A new HIV test the size of a credit card promises to diagnose the disease in minutes rather than weeks, and could be deployed in sub-Saharan Africa as early as next year. In tests, it has detected the amount of CD4 cells in the blood in as little as 10 minutes. The CD4 count indicates the stage of HIV in a patient, and helps doctors determine the best treatment and how much of it to administer. The new test works by dropping a patient's blood sample onto a plastic biochip, which detects elements in the blood, says John McDevitt, the University of Texas chemist who helped develop the technology. The card is then inserted into a toaster-size analyzer, which determines the CD4 cell count.
"We etch silicon chips in ways that are very similar to what are used to make Pentium and other computer chips," McDevitt says. "But instead of transistors, we create little test tubes -- these little test tubes are miniature reaction vessels that hold artificial taste buds."
Austin biotech startup LabNow has licensed the technology and is developing it into a system that could be used to diagnose HIV quickly and cheaply.
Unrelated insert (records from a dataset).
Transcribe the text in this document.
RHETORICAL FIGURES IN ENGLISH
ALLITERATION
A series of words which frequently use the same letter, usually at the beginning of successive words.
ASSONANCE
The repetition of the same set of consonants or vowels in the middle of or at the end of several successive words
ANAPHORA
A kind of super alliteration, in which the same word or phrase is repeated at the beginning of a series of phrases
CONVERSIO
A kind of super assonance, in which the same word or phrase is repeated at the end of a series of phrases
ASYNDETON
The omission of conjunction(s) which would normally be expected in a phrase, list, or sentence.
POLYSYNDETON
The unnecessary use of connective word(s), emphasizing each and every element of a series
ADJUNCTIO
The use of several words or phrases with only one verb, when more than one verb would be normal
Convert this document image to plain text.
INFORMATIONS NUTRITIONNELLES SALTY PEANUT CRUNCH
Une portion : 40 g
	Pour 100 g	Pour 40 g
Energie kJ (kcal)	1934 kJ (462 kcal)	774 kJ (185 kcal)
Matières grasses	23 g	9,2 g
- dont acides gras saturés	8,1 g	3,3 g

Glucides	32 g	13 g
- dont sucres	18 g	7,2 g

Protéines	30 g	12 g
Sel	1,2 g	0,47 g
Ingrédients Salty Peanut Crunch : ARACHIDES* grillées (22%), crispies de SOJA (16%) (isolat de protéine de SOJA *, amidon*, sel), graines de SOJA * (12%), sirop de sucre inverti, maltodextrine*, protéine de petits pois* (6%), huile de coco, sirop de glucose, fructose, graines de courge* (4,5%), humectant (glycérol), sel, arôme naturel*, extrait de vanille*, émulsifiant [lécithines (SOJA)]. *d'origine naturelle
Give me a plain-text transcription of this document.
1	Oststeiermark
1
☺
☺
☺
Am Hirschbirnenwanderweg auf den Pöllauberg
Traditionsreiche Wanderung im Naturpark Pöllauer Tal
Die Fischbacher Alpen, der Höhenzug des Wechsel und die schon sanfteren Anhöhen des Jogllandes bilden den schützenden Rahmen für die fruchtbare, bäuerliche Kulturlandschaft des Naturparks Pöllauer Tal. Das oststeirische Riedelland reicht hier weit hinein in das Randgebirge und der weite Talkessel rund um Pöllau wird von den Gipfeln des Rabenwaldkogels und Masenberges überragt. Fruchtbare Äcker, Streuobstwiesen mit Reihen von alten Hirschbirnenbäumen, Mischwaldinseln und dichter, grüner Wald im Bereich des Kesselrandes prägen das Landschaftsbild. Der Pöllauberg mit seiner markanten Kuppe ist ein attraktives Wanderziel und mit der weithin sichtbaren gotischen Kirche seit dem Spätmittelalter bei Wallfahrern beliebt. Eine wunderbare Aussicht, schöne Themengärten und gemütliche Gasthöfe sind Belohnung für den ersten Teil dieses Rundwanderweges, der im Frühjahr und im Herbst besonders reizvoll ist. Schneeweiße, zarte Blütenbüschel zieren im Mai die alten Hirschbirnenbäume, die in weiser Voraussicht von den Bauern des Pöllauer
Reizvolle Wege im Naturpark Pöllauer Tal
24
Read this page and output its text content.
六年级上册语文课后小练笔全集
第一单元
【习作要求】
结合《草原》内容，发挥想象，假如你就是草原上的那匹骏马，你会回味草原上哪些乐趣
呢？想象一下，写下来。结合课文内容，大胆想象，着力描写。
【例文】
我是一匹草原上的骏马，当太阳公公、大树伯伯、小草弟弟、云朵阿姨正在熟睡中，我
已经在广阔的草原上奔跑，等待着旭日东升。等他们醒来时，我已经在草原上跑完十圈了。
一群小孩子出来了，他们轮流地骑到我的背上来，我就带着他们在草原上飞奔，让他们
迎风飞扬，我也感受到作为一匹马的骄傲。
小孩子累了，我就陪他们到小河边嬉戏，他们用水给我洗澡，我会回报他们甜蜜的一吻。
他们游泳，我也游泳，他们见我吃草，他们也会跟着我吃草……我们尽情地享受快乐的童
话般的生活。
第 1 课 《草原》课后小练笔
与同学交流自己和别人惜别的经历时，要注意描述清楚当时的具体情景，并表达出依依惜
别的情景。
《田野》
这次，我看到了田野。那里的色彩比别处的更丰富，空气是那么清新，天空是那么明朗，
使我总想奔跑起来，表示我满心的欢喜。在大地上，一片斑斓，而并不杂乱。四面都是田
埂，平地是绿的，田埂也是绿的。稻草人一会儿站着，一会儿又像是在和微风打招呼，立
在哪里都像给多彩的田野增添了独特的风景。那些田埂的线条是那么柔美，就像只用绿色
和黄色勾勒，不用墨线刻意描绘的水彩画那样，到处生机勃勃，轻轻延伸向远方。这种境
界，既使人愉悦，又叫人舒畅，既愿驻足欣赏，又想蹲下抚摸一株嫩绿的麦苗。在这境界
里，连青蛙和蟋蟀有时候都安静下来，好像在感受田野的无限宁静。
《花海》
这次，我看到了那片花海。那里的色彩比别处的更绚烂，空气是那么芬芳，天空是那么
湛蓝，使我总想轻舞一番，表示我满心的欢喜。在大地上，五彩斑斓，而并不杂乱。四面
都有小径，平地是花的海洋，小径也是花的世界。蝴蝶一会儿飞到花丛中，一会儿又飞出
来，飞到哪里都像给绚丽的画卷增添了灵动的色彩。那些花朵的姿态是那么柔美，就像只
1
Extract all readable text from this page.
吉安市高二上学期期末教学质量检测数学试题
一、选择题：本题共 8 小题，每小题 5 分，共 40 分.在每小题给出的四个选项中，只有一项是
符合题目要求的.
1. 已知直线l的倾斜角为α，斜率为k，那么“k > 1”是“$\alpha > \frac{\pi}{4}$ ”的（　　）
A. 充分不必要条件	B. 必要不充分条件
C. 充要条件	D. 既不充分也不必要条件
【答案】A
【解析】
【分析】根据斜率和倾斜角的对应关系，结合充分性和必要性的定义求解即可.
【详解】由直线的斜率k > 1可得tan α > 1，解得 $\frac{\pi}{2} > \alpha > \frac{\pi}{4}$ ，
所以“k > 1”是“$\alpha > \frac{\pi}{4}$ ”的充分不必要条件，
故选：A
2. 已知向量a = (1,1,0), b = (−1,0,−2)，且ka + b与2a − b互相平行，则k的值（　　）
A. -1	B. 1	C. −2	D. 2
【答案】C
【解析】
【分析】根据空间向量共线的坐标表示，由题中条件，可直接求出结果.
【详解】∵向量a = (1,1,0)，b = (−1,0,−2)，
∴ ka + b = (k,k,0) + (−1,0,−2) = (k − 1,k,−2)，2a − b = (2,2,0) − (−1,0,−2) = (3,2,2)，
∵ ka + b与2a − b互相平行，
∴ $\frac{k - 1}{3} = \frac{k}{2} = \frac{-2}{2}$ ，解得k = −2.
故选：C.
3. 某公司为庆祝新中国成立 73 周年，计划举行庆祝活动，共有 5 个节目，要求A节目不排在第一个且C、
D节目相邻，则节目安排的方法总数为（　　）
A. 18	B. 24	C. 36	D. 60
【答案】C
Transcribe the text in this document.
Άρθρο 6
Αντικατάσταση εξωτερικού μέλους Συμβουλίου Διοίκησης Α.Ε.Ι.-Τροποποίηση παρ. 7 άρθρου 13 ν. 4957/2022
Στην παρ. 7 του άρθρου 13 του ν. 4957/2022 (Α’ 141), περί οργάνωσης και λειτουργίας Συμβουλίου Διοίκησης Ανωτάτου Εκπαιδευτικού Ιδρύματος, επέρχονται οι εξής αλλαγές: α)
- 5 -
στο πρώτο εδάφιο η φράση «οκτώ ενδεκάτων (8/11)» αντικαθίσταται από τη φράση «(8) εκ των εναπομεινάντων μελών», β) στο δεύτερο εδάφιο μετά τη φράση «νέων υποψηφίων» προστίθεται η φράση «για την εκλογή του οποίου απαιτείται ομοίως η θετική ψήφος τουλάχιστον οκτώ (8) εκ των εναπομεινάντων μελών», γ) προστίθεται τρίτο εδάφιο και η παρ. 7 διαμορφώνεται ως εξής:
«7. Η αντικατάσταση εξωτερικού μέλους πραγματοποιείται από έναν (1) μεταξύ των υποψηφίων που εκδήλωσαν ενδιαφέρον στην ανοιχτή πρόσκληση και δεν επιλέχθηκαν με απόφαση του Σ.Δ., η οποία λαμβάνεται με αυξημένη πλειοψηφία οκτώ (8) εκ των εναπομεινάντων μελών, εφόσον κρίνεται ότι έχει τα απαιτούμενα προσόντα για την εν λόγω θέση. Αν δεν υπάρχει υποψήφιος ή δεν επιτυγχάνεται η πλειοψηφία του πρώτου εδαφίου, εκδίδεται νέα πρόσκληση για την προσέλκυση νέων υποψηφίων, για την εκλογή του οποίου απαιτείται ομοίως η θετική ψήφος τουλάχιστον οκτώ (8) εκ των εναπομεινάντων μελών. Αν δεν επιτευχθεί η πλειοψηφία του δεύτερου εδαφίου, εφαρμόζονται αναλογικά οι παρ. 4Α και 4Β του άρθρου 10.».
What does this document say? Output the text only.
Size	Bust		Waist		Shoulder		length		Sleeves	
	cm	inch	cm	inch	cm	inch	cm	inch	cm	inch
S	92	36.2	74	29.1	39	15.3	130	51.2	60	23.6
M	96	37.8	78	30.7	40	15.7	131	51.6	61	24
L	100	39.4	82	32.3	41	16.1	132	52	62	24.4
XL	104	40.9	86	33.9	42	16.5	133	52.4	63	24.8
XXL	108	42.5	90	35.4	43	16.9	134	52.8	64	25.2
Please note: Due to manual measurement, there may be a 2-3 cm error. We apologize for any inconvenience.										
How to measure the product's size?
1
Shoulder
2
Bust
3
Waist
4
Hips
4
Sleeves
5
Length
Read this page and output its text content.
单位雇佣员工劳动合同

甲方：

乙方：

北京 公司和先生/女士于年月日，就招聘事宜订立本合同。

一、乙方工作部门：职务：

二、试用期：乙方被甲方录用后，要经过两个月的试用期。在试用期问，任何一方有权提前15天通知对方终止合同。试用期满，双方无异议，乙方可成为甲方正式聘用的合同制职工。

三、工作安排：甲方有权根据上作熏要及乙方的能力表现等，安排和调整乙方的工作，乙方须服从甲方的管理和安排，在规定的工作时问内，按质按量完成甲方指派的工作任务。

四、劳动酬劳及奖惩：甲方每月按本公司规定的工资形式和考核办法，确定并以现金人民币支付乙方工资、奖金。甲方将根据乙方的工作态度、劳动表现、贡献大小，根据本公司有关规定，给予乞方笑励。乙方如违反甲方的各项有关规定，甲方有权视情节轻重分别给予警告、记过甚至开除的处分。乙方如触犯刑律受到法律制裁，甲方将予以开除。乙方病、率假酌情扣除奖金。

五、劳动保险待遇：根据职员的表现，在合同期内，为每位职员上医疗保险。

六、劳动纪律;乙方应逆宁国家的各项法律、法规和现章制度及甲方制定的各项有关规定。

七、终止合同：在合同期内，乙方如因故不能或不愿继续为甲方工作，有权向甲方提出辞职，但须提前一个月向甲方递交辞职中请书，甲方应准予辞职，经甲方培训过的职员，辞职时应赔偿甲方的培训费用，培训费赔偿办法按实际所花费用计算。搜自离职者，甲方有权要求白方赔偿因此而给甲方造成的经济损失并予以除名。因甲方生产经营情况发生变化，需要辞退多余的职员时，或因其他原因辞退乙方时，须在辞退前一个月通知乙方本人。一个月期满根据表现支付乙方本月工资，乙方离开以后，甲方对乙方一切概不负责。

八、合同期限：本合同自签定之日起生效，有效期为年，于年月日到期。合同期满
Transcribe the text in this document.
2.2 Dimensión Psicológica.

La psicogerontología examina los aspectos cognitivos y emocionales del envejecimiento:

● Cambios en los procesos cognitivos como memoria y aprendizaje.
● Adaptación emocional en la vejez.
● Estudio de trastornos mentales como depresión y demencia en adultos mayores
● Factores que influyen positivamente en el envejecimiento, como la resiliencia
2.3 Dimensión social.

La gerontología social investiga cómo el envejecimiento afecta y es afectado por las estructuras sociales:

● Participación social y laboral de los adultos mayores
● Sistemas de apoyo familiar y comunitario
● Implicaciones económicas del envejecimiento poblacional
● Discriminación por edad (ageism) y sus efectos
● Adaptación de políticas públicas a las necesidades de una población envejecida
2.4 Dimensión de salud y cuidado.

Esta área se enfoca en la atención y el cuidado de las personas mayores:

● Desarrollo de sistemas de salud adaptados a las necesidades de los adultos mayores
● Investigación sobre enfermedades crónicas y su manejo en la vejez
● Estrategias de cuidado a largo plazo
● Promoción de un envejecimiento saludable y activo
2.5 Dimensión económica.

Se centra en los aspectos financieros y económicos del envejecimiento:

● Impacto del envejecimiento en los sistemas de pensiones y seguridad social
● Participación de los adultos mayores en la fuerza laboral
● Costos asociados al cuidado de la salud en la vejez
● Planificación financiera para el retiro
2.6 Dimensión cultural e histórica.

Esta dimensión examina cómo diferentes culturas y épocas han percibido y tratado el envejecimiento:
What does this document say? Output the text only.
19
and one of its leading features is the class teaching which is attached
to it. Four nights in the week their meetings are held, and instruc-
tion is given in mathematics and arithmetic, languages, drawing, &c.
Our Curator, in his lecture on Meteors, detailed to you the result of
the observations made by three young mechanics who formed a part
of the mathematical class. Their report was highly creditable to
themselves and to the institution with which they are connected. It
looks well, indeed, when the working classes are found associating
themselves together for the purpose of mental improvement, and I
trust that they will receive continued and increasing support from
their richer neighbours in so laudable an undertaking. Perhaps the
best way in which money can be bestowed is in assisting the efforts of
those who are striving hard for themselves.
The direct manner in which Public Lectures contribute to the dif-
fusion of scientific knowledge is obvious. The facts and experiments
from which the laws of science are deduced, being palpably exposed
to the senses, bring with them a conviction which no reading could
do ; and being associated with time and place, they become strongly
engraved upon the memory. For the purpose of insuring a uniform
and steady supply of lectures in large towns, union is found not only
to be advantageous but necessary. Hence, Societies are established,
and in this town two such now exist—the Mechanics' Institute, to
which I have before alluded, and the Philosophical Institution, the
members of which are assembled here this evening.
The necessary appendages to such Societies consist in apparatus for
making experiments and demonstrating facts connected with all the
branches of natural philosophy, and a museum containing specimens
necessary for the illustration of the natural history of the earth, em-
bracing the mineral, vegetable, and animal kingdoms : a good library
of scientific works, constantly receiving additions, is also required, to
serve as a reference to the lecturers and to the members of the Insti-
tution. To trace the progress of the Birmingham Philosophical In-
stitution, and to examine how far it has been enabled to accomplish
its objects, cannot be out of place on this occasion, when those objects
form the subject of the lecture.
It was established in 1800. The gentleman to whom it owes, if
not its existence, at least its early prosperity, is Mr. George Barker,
And HIV is likely only the beginning for McDevitt's technology. It can be reprogrammed, he says, to serve numerous application areas by simply changing the system's molecular-level code. He is developing systems for heart disease, cancer and infectious diseases, as well as bioterrorism-screening tools and environmental-monitoring aids.
"It is a lot like putting new software into a computer each time you want to work a new application area," he says. "You need not purchase a new computer; you simply use the existing infrastructure."
McDevitt is working with the Department of Defense to develop detectors that can "sniff" the air for anthrax spores and other bioterrorism agents.